The film is set in 1937 in British-dominated India, a time when the Indian Independence movement was getting underway. According to a Wikipedia article, the predominant thread of criticism in most of the reviews was that the film "stuck to an old-school format and failed to stir emotion or engage the viewer."
I suggest that the critics just prefer their melodrama to have a modern setting.
Nothing could be more melodramatic than Slumdog Millionaire, yet the Rotten Tomatoes critics gave it 94% on their tomatometer. The consensus was: "visually dazzling...emotionally resonant...entertaining and powerful."
Here's a definition of melodrama from Merriam-Webster:
a work (as a movie or play) characterized by extravagant theatricality and by the predominance of plot and physical action over characterization
This is a definition that applies more to Slumdog Millionaire with its chases and gunfights than it does to the deliberate, character-based story of Before the Rains.

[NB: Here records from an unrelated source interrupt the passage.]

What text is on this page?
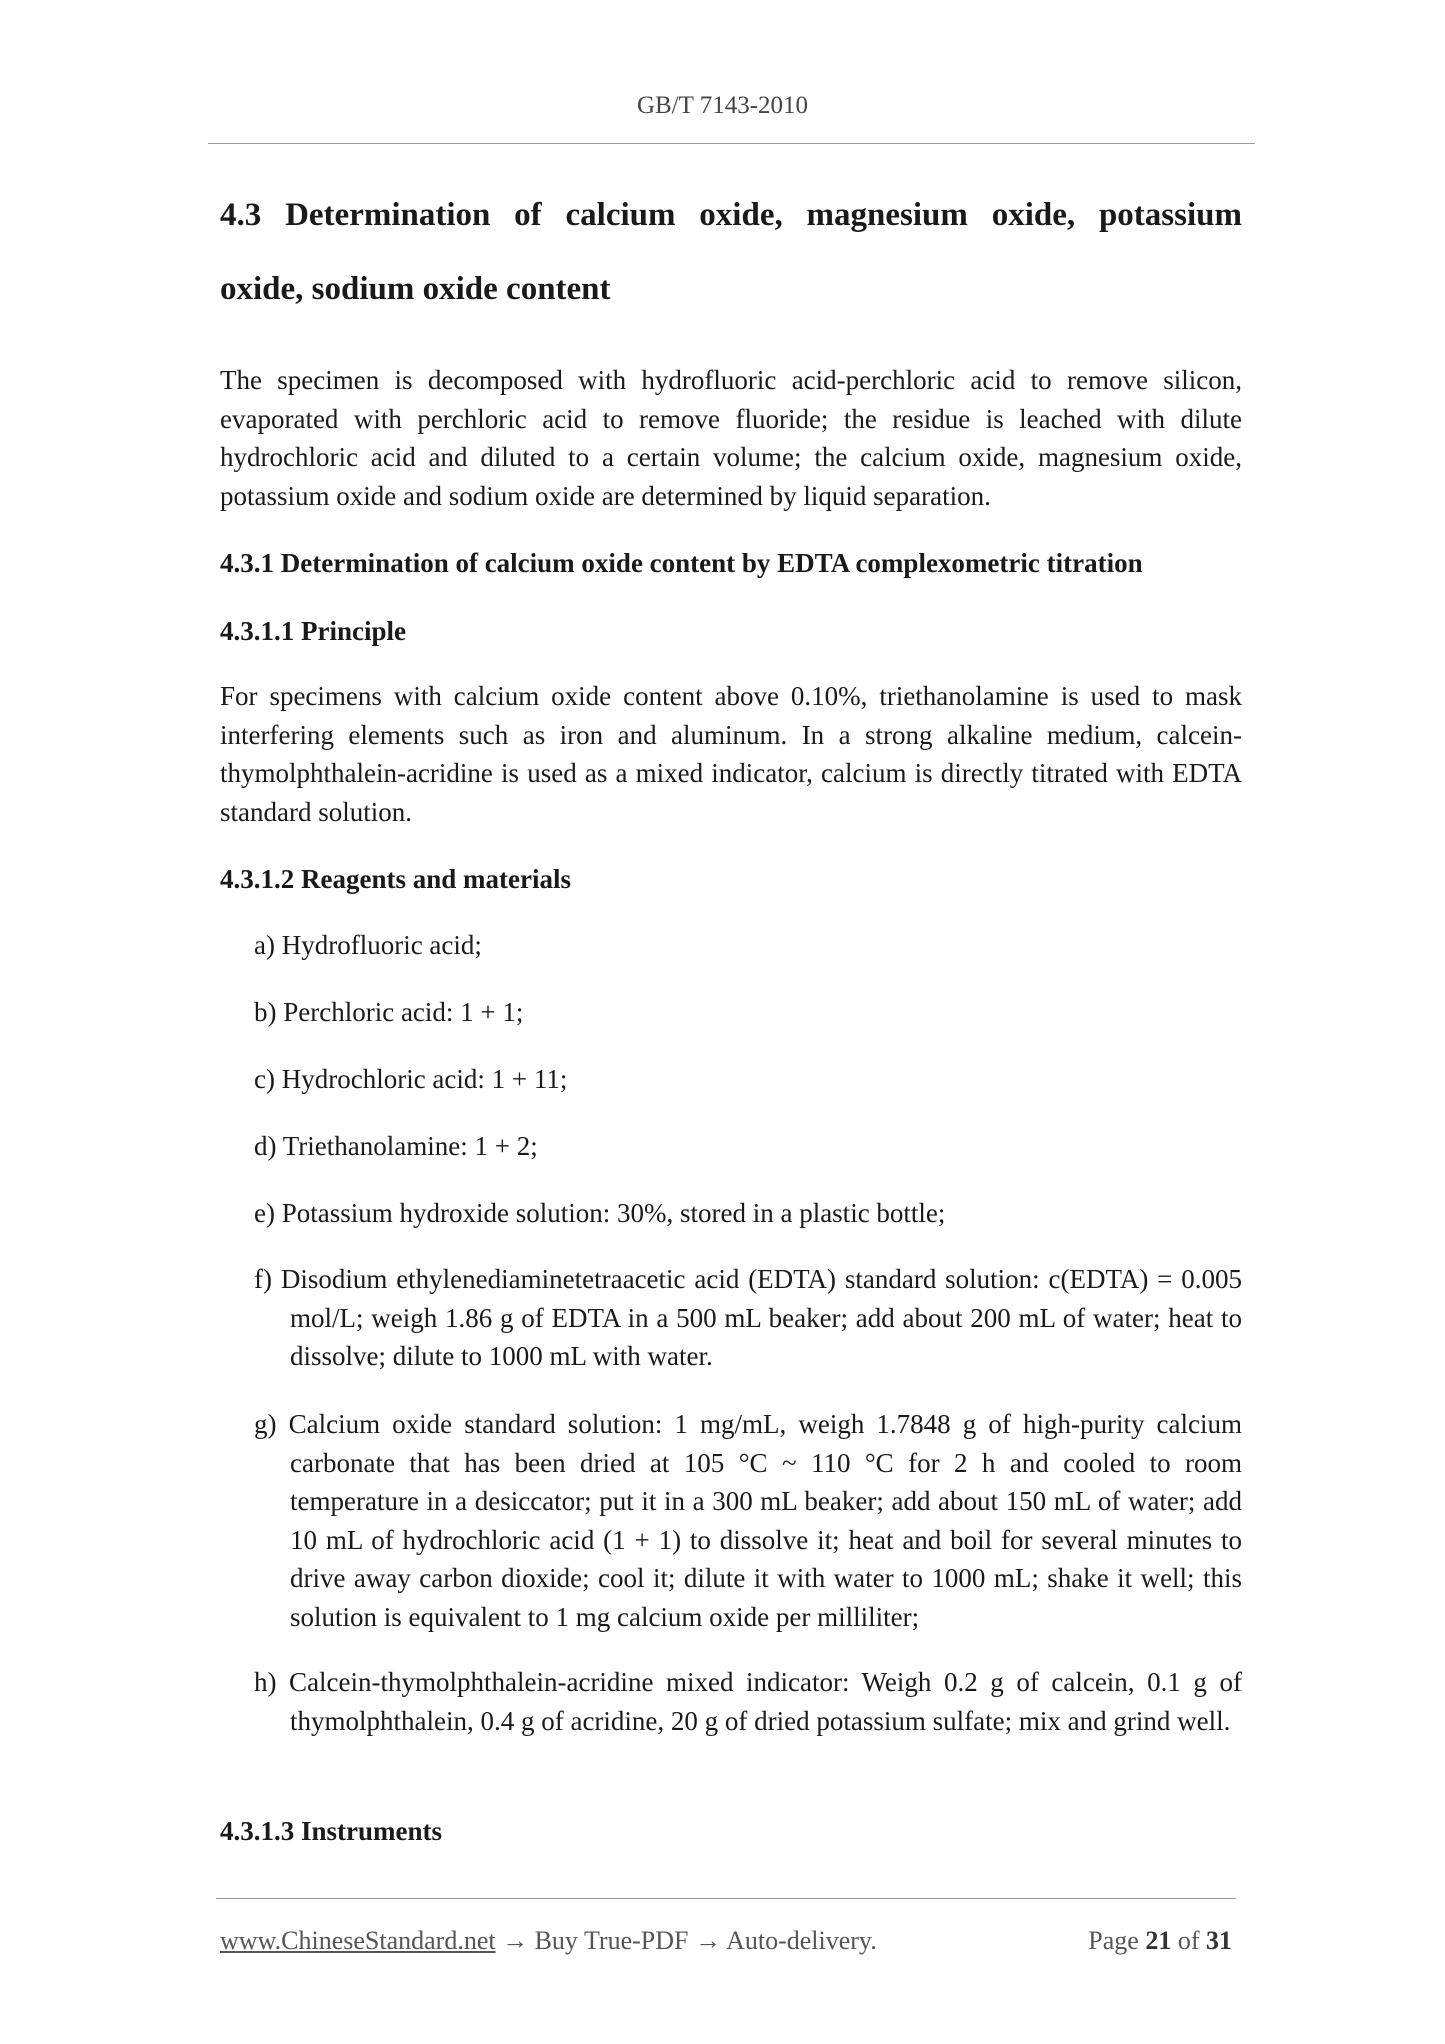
GB/T 7143-2010
4.3 Determination of calcium oxide, magnesium oxide, potassium
oxide, sodium oxide content
The specimen is decomposed with hydrofluoric acid-perchloric acid to remove silicon, evaporated with perchloric acid to remove fluoride; the residue is leached with dilute hydrochloric acid and diluted to a certain volume; the calcium oxide, magnesium oxide, potassium oxide and sodium oxide are determined by liquid separation.
4.3.1 Determination of calcium oxide content by EDTA complexometric titration
4.3.1.1 Principle
For specimens with calcium oxide content above 0.10%, triethanolamine is used to mask interfering elements such as iron and aluminum. In a strong alkaline medium, calcein-thymolphthalein-acridine is used as a mixed indicator, calcium is directly titrated with EDTA standard solution.
4.3.1.2 Reagents and materials
a) Hydrofluoric acid;
b) Perchloric acid: 1 + 1;
c) Hydrochloric acid: 1 + 11;
d) Triethanolamine: 1 + 2;
e) Potassium hydroxide solution: 30%, stored in a plastic bottle;
f) Disodium ethylenediaminetetraacetic acid (EDTA) standard solution: c(EDTA) = 0.005 mol/L; weigh 1.86 g of EDTA in a 500 mL beaker; add about 200 mL of water; heat to dissolve; dilute to 1000 mL with water.
g) Calcium oxide standard solution: 1 mg/mL, weigh 1.7848 g of high-purity calcium carbonate that has been dried at 105 °C ~ 110 °C for 2 h and cooled to room temperature in a desiccator; put it in a 300 mL beaker; add about 150 mL of water; add 10 mL of hydrochloric acid (1 + 1) to dissolve it; heat and boil for several minutes to drive away carbon dioxide; cool it; dilute it with water to 1000 mL; shake it well; this solution is equivalent to 1 mg calcium oxide per milliliter;
h) Calcein-thymolphthalein-acridine mixed indicator: Weigh 0.2 g of calcein, 0.1 g of thymolphthalein, 0.4 g of acridine, 20 g of dried potassium sulfate; mix and grind well.
4.3.1.3 Instruments
www.ChineseStandard.net → Buy True-PDF → Auto-delivery.	Page 21 of 31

Before the Rain has a classical feeling to it. It compares favorably to the 1984 Oscar phenomenon Passage to India. The cinematography is stunning, moving from panoramic shots to screen-filling close-ups. It may be "old school" in the depiction of European manners of 70 years ago, but it is thoroughly up-to-date in the matter of cultural attitudes and conflicts.
In 2009 American popular thought, adultery is no big deal. Sit-coms glorify it every evening during prime time television. Maybe that's why the critics decided this was a ho-hum movie.
Before the Rains is not a love story and it is not chiefly about adultery. It's about the arrogance and cowardice of power, and the myth of "multiculturalism."
In the movie the imperialists are the British in India, but the attitude that enables Henry Moores to ruin Sajana and sacrifice T.K. is the same attitude that shapes American thinking about Iraq and other non-Western countries and our "mission" to bring our way of life to them.
As the movie begins, we are shown two men, one English and one Indian, who are planning to build a road that will open the hills to the spice trade. The men are depicted as equals. They drink from the same canteen. They wear identical shirts. Only after the relationship between the men is established are we shown that the Englishman is in love with an Indian woman. She is breath-takingly beautiful and at first it seems that they could be husband and wife, but it soon becomes clear that Sajana is domestic help and Moores has a wife and son.
The story plays out with a sense of inevitability that marks every great tragedy.
Before the Rains is a beautiful and timely movie. Watch it and see if you don't agree that the critics missed the boat on this one.